Podczas gdy Quinn pogrąża się w obsesji zajścia w ciążę Graham wkłada cały wysiłek w ratowanie małżeństwa. Pokazuje ukochanej na setki sposobów, że kocha ją mimo wszystko, ale cierpienie Quinn jest zbyt duże. Zbyt zaślepiające.
Uwielbiam Colleen Hoover za bardzo wnikliwe i mądre podejście do emocji. Nie ucieka się do wzniosłych dramatów. Tworzy sytuacje bez zbędnej teatralności, zupełnie autentyczne.
W powieści „Wszystkie nasze obietnice” znajdziemy rozsypaną kobietę i mężczyznę, który ze wszystkich sił stara się ją pozlepiać. Jest skoncentrowany na związku, ślepo zapatrzony w ukochaną, czuły, troskliwy, mądry i cierpliwy. Ma cudowne poczucie humoru i spontaniczność. Do tego jest bardzo przystojny i namiętny. Choć jestem przekonana, że ktoś taki jak Graham (człowiek bez wad) po prostu nie istnieje, jego emocjonalność i reakcje Quinn były tak dojrzałe i doskonale opisane, że sama zaczęłam je odczuwać.

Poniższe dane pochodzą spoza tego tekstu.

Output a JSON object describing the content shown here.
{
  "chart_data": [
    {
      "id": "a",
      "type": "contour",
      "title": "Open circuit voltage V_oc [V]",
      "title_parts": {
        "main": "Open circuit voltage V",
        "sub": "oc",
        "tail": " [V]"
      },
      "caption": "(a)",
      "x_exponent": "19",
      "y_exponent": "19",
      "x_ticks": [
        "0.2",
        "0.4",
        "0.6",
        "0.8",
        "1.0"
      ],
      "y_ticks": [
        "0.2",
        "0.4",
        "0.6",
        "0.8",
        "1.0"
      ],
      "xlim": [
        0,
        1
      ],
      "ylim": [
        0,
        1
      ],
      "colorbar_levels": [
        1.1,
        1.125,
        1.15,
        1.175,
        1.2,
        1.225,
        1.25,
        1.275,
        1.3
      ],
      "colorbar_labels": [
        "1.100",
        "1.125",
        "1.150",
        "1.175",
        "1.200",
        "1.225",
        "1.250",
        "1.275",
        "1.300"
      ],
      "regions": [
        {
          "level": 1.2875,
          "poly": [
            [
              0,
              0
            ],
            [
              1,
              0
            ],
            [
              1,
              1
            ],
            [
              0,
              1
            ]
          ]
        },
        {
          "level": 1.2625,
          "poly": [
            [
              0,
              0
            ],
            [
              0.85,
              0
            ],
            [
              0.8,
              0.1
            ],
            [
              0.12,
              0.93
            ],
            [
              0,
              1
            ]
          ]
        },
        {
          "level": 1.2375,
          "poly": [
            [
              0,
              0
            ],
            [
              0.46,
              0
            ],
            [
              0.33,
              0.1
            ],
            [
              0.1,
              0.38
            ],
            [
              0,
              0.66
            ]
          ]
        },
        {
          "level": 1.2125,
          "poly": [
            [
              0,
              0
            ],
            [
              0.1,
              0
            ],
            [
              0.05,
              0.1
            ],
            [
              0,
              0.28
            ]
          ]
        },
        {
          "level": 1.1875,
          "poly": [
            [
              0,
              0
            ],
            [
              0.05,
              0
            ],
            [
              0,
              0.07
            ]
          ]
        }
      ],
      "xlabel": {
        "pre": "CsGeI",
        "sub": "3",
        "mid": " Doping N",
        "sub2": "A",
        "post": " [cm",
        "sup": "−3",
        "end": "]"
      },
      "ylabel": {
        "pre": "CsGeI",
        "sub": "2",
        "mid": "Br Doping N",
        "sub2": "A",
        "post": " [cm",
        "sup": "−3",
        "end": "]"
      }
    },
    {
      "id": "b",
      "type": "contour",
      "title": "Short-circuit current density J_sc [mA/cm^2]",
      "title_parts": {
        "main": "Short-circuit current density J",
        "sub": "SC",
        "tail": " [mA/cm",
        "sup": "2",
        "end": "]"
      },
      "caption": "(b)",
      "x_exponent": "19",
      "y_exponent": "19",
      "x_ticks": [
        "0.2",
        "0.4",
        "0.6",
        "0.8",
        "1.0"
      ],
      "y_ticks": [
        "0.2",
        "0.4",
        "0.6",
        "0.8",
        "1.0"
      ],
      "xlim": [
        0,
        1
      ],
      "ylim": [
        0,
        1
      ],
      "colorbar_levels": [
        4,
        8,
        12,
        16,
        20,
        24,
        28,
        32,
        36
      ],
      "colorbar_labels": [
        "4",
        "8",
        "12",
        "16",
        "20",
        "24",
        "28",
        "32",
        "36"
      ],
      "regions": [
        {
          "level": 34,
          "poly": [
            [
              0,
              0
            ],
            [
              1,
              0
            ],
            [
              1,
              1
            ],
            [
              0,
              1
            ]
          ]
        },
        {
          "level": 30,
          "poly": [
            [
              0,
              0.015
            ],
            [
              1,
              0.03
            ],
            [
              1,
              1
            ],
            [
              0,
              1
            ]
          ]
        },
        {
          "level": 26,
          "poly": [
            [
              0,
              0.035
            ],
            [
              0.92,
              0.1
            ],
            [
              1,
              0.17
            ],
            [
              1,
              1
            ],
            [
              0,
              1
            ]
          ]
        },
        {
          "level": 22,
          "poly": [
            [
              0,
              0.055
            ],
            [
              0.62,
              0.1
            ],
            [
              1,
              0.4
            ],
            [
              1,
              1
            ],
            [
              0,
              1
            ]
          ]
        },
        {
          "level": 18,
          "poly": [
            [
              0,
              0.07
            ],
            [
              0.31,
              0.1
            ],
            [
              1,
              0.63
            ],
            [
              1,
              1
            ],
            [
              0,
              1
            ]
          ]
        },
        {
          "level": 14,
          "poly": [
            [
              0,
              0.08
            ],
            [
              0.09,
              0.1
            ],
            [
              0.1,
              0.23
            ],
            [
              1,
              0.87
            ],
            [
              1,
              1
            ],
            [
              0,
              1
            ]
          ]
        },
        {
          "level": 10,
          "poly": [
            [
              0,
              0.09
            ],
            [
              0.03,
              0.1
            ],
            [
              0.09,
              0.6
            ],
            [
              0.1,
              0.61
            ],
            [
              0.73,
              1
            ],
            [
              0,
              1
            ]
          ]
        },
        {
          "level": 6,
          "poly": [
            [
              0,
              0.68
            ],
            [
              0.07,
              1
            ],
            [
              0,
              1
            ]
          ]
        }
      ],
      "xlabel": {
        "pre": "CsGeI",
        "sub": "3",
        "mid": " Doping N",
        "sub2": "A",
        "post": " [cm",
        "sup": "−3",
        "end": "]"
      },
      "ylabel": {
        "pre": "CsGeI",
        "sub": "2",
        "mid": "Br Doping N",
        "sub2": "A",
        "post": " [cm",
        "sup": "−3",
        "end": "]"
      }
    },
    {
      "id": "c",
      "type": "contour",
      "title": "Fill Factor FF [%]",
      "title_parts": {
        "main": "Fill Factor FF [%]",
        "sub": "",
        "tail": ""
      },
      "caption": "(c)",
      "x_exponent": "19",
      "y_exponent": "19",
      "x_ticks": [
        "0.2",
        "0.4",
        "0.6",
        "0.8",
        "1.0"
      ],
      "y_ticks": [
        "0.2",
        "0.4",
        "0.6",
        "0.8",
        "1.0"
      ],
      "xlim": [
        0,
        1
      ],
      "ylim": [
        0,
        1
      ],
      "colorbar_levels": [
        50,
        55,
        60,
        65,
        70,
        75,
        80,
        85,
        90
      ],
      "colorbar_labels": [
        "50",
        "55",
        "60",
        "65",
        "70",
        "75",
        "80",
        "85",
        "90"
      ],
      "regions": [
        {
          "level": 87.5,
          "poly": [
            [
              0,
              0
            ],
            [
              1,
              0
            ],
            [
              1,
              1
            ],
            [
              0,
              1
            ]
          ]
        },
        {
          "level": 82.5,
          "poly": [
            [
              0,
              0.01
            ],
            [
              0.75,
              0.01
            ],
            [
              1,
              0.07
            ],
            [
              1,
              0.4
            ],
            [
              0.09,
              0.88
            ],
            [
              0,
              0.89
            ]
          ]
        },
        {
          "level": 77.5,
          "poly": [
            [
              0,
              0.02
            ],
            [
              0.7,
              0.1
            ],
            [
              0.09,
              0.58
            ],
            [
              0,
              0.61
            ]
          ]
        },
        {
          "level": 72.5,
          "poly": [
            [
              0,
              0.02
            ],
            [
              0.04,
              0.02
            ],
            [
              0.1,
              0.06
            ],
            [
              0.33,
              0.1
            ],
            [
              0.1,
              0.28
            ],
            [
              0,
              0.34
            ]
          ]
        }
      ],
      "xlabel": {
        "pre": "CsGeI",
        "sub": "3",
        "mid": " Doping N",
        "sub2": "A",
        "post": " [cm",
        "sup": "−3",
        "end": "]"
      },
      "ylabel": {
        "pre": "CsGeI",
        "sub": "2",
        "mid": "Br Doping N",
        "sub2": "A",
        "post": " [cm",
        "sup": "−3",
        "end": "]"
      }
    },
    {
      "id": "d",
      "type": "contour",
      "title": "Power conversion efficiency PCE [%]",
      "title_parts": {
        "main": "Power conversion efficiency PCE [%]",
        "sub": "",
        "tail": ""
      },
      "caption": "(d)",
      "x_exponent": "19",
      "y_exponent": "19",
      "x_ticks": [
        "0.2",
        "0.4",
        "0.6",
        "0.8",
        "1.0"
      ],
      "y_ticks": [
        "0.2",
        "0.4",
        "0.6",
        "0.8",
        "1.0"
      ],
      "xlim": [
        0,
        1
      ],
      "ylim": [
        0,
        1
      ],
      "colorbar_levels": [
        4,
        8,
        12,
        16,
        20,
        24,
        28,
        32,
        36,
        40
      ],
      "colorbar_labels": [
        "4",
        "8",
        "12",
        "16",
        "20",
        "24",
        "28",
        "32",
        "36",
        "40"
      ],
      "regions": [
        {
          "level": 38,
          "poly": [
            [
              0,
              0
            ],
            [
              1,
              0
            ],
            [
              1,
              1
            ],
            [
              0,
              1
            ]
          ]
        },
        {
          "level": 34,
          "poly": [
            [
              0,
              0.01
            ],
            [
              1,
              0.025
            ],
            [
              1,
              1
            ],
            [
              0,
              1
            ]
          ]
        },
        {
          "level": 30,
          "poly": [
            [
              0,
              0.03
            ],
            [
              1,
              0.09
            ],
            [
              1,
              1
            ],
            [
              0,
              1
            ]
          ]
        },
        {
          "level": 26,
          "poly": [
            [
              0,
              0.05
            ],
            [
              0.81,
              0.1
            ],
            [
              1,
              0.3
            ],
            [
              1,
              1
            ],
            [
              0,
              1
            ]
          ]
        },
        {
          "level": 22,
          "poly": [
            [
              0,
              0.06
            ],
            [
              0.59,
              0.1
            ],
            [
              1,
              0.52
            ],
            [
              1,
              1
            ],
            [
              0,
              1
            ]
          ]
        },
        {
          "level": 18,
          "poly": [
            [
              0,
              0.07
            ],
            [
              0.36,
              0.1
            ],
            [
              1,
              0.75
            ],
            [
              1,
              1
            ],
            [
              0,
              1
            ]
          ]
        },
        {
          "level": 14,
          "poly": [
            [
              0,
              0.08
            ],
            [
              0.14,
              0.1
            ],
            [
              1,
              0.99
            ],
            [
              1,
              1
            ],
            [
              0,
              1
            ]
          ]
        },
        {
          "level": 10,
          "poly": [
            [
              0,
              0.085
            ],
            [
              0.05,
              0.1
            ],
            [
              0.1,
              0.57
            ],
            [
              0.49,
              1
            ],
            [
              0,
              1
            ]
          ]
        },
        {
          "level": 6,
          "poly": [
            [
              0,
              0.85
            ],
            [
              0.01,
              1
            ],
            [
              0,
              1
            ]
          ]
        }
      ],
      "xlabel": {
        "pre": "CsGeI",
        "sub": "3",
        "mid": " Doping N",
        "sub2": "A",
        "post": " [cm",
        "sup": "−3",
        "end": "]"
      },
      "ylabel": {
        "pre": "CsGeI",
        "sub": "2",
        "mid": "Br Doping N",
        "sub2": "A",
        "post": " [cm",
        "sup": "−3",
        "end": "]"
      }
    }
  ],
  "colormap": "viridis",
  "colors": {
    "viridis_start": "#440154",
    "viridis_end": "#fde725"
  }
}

Autorka poruszyła trudny problem. Problem ciężki do przerobienia go i, jak dobrze wiemy, do zrozumienia przez osoby postronne. Bezpłodność nie jest z jakiegoś powodu traktowana jako choroba. Z jakiejś przyczyny ludziom trudno jest zrozumieć, że pragnienie dziecka może przysłonić wszystko inne, a niemożność jego posiadania doprowadzić do depresji i rozbicia małżeństwa. Nigdy nie słyszałam, żeby ktoś pytał „Jak tam twój rak?”. Setki razy za to, również do mnie, padały pytania: „Kiedy wy w końcu będziecie mieć to dziecko? A kiedy drugie, przydało by się rodzeństwo”. Książka pięknie pokazuje co się dzieje z kobietą cierpiącą na bezpłodność, kiedy po raz kolejny słyszy takie pytanie. Jak bardzo destrukcyjnie działają ludzie pozbawieni taktu i paskudnie ciekawscy czyjejś prywatności.
Autorka wśród niewielkiej ilości stron zawarła esencję problemów i emocji związanych z kryzysem w kochającym się małżeństwie. Dwutorowa fabuła bardzo obrazowo pokazuje nam chwile, w których bohaterowie dopiero się w sobie zakochują, szczęście pierwszych wspólnych miesięcy i to, co nieziszczone marzenie i zrutynowana codzienność zrobiły z ich szczerością i zaufaniem.
Delikatny minus dla mnogości scen łóżkowych. Choć były bardzo dobre, bardzo sensualne i wyważone przycięłabym je na rzecz innych wątków, choćby medycznych.
Podsumowując:
Książka wywarła na mnie bardzo duże wrażenie, mocno poruszyła i kilka razy wzruszyła. Czułam rozpacz Quinn i bezradność niepoddającego się Grahama. Czułam, że mimo iż nadal nie potrafią bez siebie żyć z każda chwilą oddalają się od siebie. To piękna historia o sile miłości i o walce o marzenia. Przykład tego, że w życiu nie zawsze dostajemy to, czego sobie życzymy i mimo to musimy dalej walczyć o szczęście.
Serdecznie polecam!
Moja ocena: 9/10
„Niezależnie od tego, jak bardzo się kogoś kocha, rozmiar tej miłości jest nieistotny, jeśli na drodze staje jej niezdolność przebaczania”.